FWIW if I were building a model this complex, I'd personally pop it into Squiggle [EA · GW] / Squigglehub — if only because at that point, properly multiplying probabilities together and keeping track of my confidence interval starts to really matter to me :)

comment by Ponder Stibbons · 2024-05-26T15:26:59.940Z · LW(p) · GW(p)

So after tearing my hair out trying to generate increasingly complex statistical analyses of scientific data in Excel, my world changed completely when I started using KNIME to process and transform data tables. It is perfect for a non-programmer such as myself, allowing the creation of complex yet easily broken-down workflows, that use spreadsheet input and output. Specialist domain tools are easily accessible (e.g chemical structure handling and access to the RDKit toolkit for my own speciality) and there is a thriving community generating free-to-use functionality. Best of all it is free to the single desk-top user. 

comment by Aprillion · 2024-05-26T15:26:27.945Z · LW(p) · GW(p)

Know some fancier formulas like left/mid/right, concatenate, hyperlink

Wait, I thought basic fancier formulas are like =index(.., match(.., .., 0)) 

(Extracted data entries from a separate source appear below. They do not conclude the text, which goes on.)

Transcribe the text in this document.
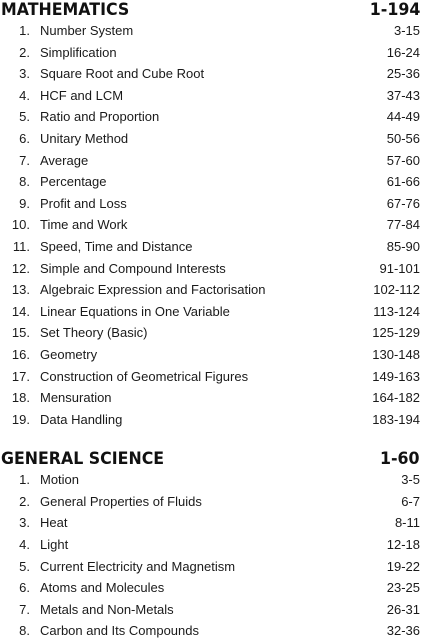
MATHEMATICS	1-194
1. Number System	3-15
2. Simplification	16-24
3. Square Root and Cube Root	25-36
4. HCF and LCM	37-43
5. Ratio and Proportion	44-49
6. Unitary Method	50-56
7. Average	57-60
8. Percentage	61-66
9. Profit and Loss	67-76
10. Time and Work	77-84
11. Speed, Time and Distance	85-90
12. Simple and Compound Interests	91-101
13. Algebraic Expression and Factorisation	102-112
14. Linear Equations in One Variable	113-124
15. Set Theory (Basic)	125-129
16. Geometry	130-148
17. Construction of Geometrical Figures	149-163
18. Mensuration	164-182
19. Data Handling	183-194
GENERAL SCIENCE	1-60
1. Motion	3-5
2. General Properties of Fluids	6-7
3. Heat	8-11
4. Light	12-18
5. Current Electricity and Magnetism	19-22
6. Atoms and Molecules	23-25
7. Metals and Non-Metals	26-31
8. Carbon and Its Compounds	32-36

I guess https://dev.to/aprillion/self-join-in-sheets-sql-python-and-javascript-2km4 might be a nice toy example if someone wants to practice the lessons from the companion piece 😹

comment by Malentropic Gizmo (malentropicgizmo) · 2024-05-26T07:38:55.689Z · LW(p) · GW(p)

Thank you for this! Your companion piece instantly solved a problem I was having with my diet spreadsheet!

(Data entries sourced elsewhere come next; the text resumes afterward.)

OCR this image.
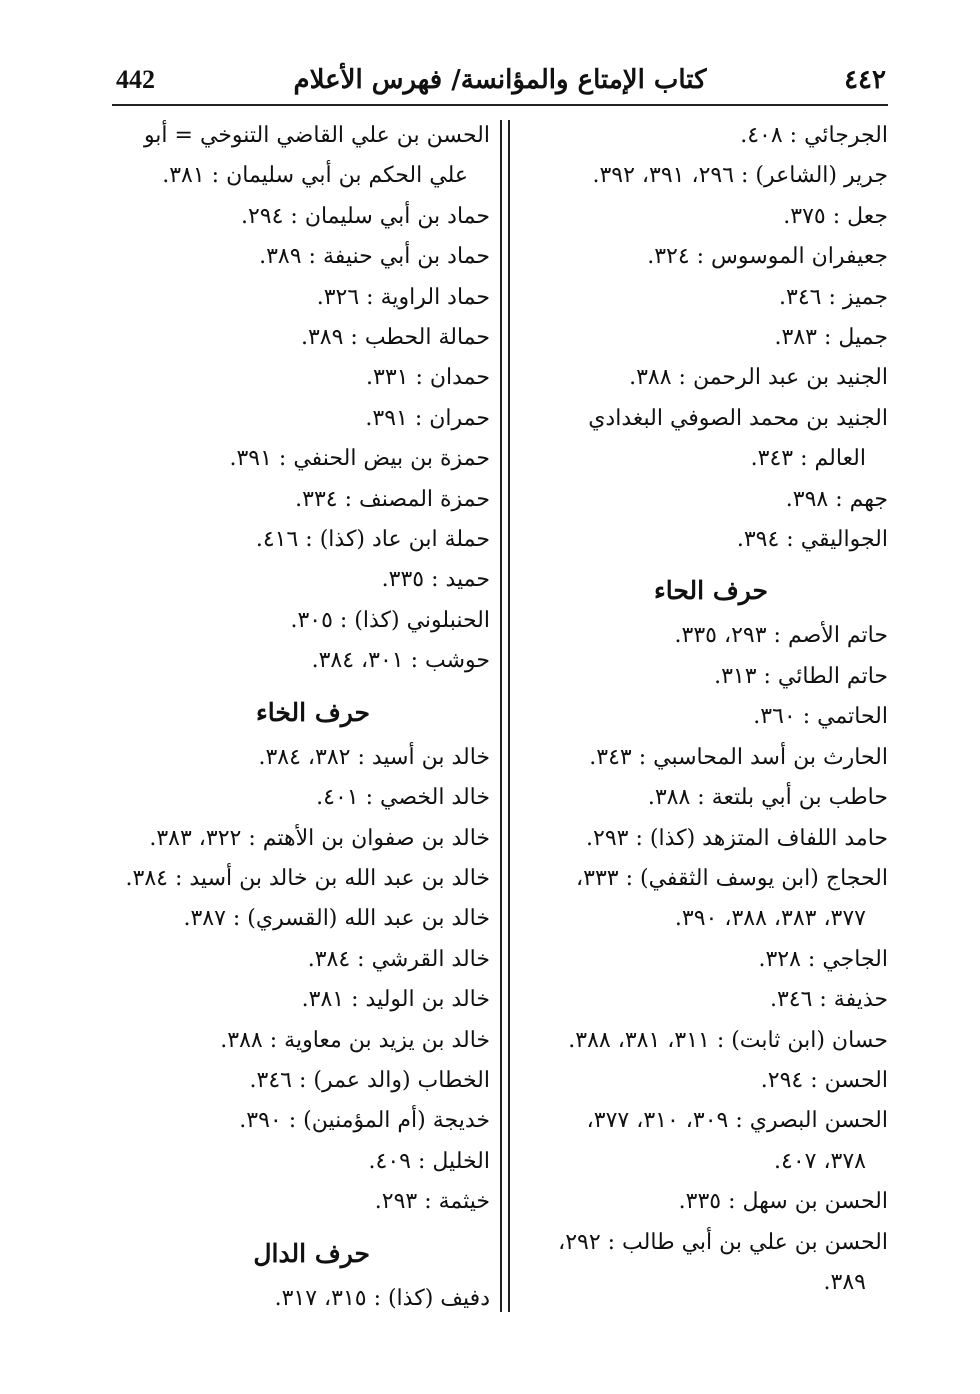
٤٤٢
كتاب الإمتاع والمؤانسة/ فهرس الأعلام
442
الجرجائي : ٤٠٨.
جرير (الشاعر) : ٢٩٦، ٣٩١، ٣٩٢.
جعل : ٣٧٥.
جعيفران الموسوس : ٣٢٤.
جميز : ٣٤٦.
جميل : ٣٨٣.
الجنيد بن عبد الرحمن : ٣٨٨.
الجنيد بن محمد الصوفي البغدادي
العالم : ٣٤٣.
جهم : ٣٩٨.
الجواليقي : ٣٩٤.
حرف الحاء
حاتم الأصم : ٢٩٣، ٣٣٥.
حاتم الطائي : ٣١٣.
الحاتمي : ٣٦٠.
الحارث بن أسد المحاسبي : ٣٤٣.
حاطب بن أبي بلتعة : ٣٨٨.
حامد اللفاف المتزهد (كذا) : ٢٩٣.
الحجاج (ابن يوسف الثقفي) : ٣٣٣،
٣٧٧، ٣٨٣، ٣٨٨، ٣٩٠.
الجاجي : ٣٢٨.
حذيفة : ٣٤٦.
حسان (ابن ثابت) : ٣١١، ٣٨١، ٣٨٨.
الحسن : ٢٩٤.
الحسن البصري : ٣٠٩، ٣١٠، ٣٧٧،
٣٧٨، ٤٠٧.
الحسن بن سهل : ٣٣٥.
الحسن بن علي بن أبي طالب : ٢٩٢،
٣٨٩.
الحسن بن علي القاضي التنوخي = أبو
علي الحكم بن أبي سليمان : ٣٨١.
حماد بن أبي سليمان : ٢٩٤.
حماد بن أبي حنيفة : ٣٨٩.
حماد الراوية : ٣٢٦.
حمالة الحطب : ٣٨٩.
حمدان : ٣٣١.
حمران : ٣٩١.
حمزة بن بيض الحنفي : ٣٩١.
حمزة المصنف : ٣٣٤.
حملة ابن عاد (كذا) : ٤١٦.
حميد : ٣٣٥.
الحنبلوني (كذا) : ٣٠٥.
حوشب : ٣٠١، ٣٨٤.
حرف الخاء
خالد بن أسيد : ٣٨٢، ٣٨٤.
خالد الخصي : ٤٠١.
خالد بن صفوان بن الأهتم : ٣٢٢، ٣٨٣.
خالد بن عبد الله بن خالد بن أسيد : ٣٨٤.
خالد بن عبد الله (القسري) : ٣٨٧.
خالد القرشي : ٣٨٤.
خالد بن الوليد : ٣٨١.
خالد بن يزيد بن معاوية : ٣٨٨.
الخطاب (والد عمر) : ٣٤٦.
خديجة (أم المؤمنين) : ٣٩٠.
الخليل : ٤٠٩.
خيثمة : ٢٩٣.
حرف الدال
دفيف (كذا) : ٣١٥، ٣١٧.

comment by Archimedes · 2024-05-26T05:09:02.157Z · LW(p) · GW(p)

I'm surprised to see no mention of the LET function for making formulas more readable.

Another glaring omission is Power Query in Excel. I find it incredibly useful for connecting to data sources and transforming data. It's easily auditable as it produces steps of code for table transformations rather than working with thousands of cells with individual formulas.

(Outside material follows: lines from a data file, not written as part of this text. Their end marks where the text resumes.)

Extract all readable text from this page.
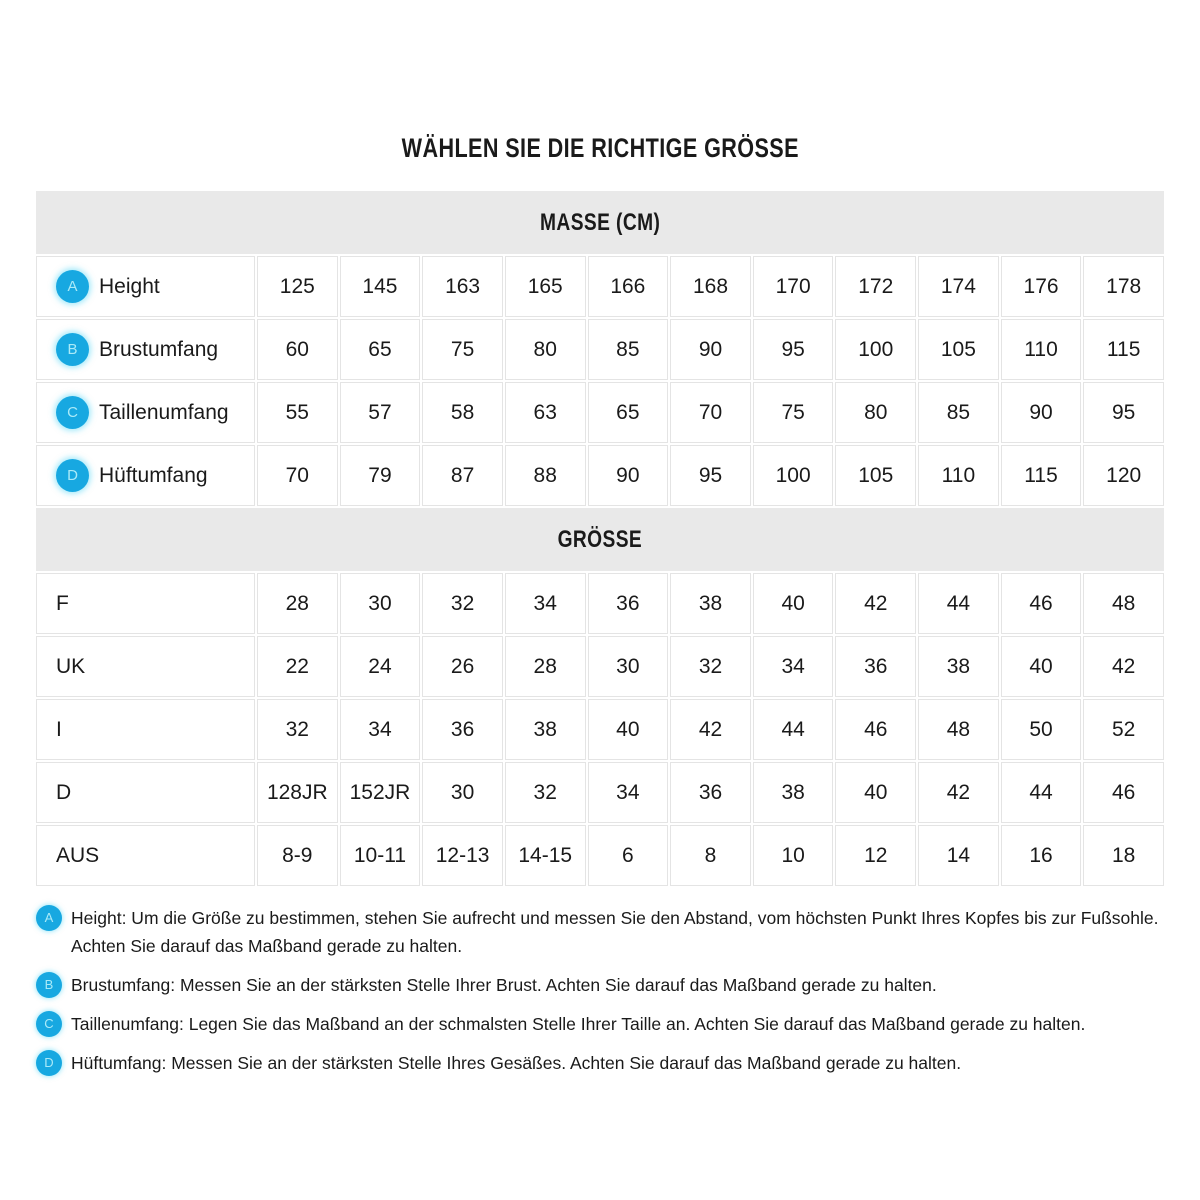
WÄHLEN SIE DIE RICHTIGE GRÖSSE
MASSE (CM)
A	Height	125	145	163	165	166	168	170	172	174	176	178
B	Brustumfang	60	65	75	80	85	90	95	100	105	110	115
C	Taillenumfang	55	57	58	63	65	70	75	80	85	90	95
D	Hüftumfang	70	79	87	88	90	95	100	105	110	115	120
GRÖSSE
F	28	30	32	34	36	38	40	42	44	46	48
UK	22	24	26	28	30	32	34	36	38	40	42
I	32	34	36	38	40	42	44	46	48	50	52
D	128JR	152JR	30	32	34	36	38	40	42	44	46
AUS	8-9	10-11	12-13	14-15	6	8	10	12	14	16	18
A	Height: Um die Größe zu bestimmen, stehen Sie aufrecht und messen Sie den Abstand, vom höchsten Punkt Ihres Kopfes bis zur Fußsohle.
Achten Sie darauf das Maßband gerade zu halten.
B	Brustumfang: Messen Sie an der stärksten Stelle Ihrer Brust. Achten Sie darauf das Maßband gerade zu halten.
C Taillenumfang: Legen Sie das Maßband an der schmalsten Stelle Ihrer Taille an. Achten Sie darauf das Maßband gerade zu halten.
D Hüftumfang: Messen Sie an der stärksten Stelle Ihres Gesäßes. Achten Sie darauf das Maßband gerade zu halten.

When it comes to writing about spreadsheets, it's just about impossible to even skim the surface without missing anything, especially considering many aspects like array formulas, VBA macros, pivot tables with DAX measures, and Power Query can go super deep. I own a 758-page textbook just on Power Query and multiple books on Power Pivot / DAX.

Replies from: Bohaska
comment by Bohaska · 2024-05-26T11:37:11.021Z · LW(p) · GW(p)

They're mentioned in the companion piece (Google Docs) linked at the bottom of this post. This isn't the full post.

Replies from: Archimedes
comment by Archimedes · 2024-05-26T17:11:50.906Z · LW(p) · GW(p)

Ah, I do see the LET function now but I still can't find a reference to the Power Query editor.

Replies from: Bohaska
comment by Bohaska · 2024-05-27T07:48:39.569Z · LW(p) · GW(p)

True, but that's because the author is writing about working with Google Sheets, not Excel. 

Replies from: Archimedes
comment by Archimedes · 2024-05-29T00:30:15.139Z · LW(p) · GW(p)

Ah, I was under the impression that OP was covering both, not only things relevant to Google Sheets.